The best way to stop yourself from making new debt is to eliminate the credit cards. They are killing you financially. You
have to do it. There is no way around it. It is perhaps the most emotional but crucial component to getting debt free.
I know, I can hear it now, "I don't need to cut them up! I just won't use them anymore."
Well would you:
Go on a diet but keep chocolate cake in your refrigerator?
Quit drinking but host a party and serve alcohol?
Kick a drug habit but leave a marijuana joint on your nightstand?
Stop smoking but carry a pack of cigarettes in your pocket?In fact, I agree with John Cummuta when he calls credit cards Consumer Cocaine.
They're pushed like drugs, and people use them like drugs. If you're anywhere in the vicinity of credit worthy, your mailbox is regularly populated with credit card offers, and these offers seduce you with low-interest or even no-interest introductory periods. They are designed to give you the impression they're offering FREE Money! But these offers are no different from the schoolyard pushers who offer kids free samples to get them hooked. Credit cards are pushed like drugs.
Credit cards are frequently used like drugs to. You've had a tough week at work, and you deserve a treat, so you stop at the crack house for credit junkies (the mall). You slap down the plastic to make yourself feel good. But then when the bill comes in, you feel bad so you go back to the mall for another pick-me-up. Of course that makes the next bill go up even more, so it will take an even bigger pick-me-up to overcome the hangover from the last one, and so goes the cycle goes…just like a drug addict.
But the analogy doesn't end there. Just like with the schoolyard drug pusher, once the introductory period is over, up pops the interest rate and you're forking over more and more of your hard earned dollars to the coalition.
If you have a magnifying glass, read the fine print on the next credit card offer you receive. Look at what happens to the interest rate after the introductory period. Then look at the interest rate for cash advances. Then look at what happens to the interest rate if you're late with just one payment. Then look at some of the fees they'll charge you for using the ATM or if you make a late payment, bounce a check, or make any other possible mistake.

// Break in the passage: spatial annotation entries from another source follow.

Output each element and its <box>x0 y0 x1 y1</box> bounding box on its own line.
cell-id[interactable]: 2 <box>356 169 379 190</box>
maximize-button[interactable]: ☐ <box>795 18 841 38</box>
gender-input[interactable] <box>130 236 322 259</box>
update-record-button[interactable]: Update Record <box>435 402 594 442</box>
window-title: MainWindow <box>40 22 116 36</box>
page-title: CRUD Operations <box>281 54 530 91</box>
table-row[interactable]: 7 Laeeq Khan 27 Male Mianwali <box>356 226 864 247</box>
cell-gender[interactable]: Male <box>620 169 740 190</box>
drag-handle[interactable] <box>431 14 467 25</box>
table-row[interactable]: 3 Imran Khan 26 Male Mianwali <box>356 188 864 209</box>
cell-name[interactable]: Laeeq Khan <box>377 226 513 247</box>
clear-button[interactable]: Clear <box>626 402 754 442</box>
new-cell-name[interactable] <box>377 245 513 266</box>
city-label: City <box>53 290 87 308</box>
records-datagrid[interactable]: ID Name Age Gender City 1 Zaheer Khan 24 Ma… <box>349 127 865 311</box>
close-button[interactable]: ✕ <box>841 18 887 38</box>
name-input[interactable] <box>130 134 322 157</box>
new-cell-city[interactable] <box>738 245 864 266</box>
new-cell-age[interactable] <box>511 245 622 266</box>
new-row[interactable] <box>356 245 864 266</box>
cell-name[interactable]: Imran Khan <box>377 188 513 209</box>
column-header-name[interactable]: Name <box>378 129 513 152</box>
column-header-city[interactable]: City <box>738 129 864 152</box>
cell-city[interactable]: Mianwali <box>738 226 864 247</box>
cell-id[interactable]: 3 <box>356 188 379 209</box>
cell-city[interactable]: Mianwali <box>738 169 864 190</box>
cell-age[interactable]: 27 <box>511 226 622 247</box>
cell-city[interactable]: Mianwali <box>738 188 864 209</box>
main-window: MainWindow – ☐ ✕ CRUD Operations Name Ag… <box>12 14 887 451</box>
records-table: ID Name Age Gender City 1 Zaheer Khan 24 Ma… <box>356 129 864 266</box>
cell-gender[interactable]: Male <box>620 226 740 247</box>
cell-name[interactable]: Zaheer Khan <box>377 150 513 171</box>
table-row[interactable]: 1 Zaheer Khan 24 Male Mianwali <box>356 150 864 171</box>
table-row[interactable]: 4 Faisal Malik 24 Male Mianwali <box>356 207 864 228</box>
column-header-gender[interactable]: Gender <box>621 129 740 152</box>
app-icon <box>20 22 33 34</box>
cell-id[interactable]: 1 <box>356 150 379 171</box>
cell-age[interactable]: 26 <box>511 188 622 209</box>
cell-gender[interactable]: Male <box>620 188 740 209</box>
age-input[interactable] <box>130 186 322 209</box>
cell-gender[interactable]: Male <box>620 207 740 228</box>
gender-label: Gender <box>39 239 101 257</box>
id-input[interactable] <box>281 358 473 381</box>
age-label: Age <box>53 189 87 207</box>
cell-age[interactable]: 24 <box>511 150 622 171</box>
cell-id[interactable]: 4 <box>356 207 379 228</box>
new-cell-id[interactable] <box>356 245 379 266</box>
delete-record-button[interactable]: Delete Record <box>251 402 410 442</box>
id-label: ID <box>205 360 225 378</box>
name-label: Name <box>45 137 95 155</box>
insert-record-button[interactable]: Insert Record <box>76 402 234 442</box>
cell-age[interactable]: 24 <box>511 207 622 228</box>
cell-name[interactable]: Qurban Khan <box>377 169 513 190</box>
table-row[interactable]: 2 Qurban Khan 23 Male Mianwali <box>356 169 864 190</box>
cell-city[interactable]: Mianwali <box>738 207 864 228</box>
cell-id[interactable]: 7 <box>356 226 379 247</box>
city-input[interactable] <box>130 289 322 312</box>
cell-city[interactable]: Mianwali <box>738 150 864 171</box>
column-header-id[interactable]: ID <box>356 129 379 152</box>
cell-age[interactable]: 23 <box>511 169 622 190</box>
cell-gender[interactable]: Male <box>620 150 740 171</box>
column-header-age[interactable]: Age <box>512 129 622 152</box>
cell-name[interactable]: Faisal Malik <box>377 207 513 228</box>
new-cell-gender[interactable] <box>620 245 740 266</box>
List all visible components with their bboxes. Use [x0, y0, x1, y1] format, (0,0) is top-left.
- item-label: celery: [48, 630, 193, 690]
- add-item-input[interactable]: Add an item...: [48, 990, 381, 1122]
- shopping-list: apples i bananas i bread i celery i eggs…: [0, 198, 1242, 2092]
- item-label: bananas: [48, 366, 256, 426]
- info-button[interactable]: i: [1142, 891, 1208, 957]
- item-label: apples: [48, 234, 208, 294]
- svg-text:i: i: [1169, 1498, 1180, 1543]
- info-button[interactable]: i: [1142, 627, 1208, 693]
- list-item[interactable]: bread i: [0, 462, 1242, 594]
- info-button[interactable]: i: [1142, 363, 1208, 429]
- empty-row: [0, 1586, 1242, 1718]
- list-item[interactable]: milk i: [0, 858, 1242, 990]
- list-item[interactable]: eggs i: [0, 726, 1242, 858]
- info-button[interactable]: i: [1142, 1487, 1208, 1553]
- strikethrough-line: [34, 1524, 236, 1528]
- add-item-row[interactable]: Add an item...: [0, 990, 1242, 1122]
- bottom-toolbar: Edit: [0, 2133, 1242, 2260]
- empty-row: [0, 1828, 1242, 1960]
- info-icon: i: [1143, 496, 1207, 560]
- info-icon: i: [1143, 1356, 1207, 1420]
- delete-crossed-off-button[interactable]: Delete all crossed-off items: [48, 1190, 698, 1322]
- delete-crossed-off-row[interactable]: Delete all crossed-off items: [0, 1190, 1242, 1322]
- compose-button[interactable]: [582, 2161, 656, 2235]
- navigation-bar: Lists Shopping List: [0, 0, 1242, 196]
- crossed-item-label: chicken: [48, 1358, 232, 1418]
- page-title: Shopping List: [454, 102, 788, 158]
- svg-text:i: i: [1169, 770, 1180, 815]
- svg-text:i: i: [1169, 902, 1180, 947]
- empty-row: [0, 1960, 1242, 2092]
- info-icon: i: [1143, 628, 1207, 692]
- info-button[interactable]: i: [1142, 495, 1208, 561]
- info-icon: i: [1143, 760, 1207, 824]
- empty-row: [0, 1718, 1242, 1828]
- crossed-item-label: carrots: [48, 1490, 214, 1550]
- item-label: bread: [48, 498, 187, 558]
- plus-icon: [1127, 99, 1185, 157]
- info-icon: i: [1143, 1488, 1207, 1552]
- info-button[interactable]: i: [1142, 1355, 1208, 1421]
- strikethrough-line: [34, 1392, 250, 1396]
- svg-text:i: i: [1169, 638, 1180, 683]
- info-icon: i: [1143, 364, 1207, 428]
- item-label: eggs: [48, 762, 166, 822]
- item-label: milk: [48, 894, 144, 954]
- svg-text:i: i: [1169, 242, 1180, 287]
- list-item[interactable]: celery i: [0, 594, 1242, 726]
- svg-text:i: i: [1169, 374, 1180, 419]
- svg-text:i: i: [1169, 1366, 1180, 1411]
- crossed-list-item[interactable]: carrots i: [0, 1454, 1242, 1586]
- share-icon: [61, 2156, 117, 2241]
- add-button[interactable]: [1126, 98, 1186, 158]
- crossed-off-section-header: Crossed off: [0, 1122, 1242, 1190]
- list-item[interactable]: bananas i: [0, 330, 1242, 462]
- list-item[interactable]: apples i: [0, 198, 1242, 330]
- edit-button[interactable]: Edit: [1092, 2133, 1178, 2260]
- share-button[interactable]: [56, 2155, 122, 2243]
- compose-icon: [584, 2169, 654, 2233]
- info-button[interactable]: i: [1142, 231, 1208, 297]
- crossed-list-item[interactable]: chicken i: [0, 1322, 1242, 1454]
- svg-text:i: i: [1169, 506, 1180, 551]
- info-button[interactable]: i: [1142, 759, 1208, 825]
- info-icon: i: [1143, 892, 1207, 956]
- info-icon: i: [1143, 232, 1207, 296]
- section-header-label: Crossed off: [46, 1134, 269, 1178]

Yes, credit cards are consumer cocaine. They're pushed like drugs, frequently used like drugs, and they have long-term punishing effects like drugs. A drug habit cannot be “managed” and neither can a credit habit. Credit usage diminishes your financial health, so – like illegal drugs – it should be avoided not managed.
You need to learn how to
eliminate credit from your life. Once you're debt-free, you'll never "need" credit again. If you want to buy a newer car, you'll just trade the one you own and pay the difference with cash. If you want to move up to a better house, you'll just sell the one you own free and clear — maybe take a little additional money out of your growing investment account — and buy your new house with cash.
Once you've paid off all your debts, you'll be able to save up in a few months an amount equal to what any credit card would likely offer you as a credit line. And it will be
your money. Money you can use without any interest costs. And while it's in your accounts, it will be earning you interest. Compound interest will be working for you rather than against you. That's how it works when you eliminate debt. When you just manage debt, you stay in the 96 percent group along with all the other financial failures.
"You can likely be debt-free in just 5 to 7 years", says Cummuta. However, you must change your spending habits today. You cannot keep inuring more debt, and get debt-free.
So, ask yourself, do you want to be like the majority of Americans (a financial failure)? Or would like to be a financial success?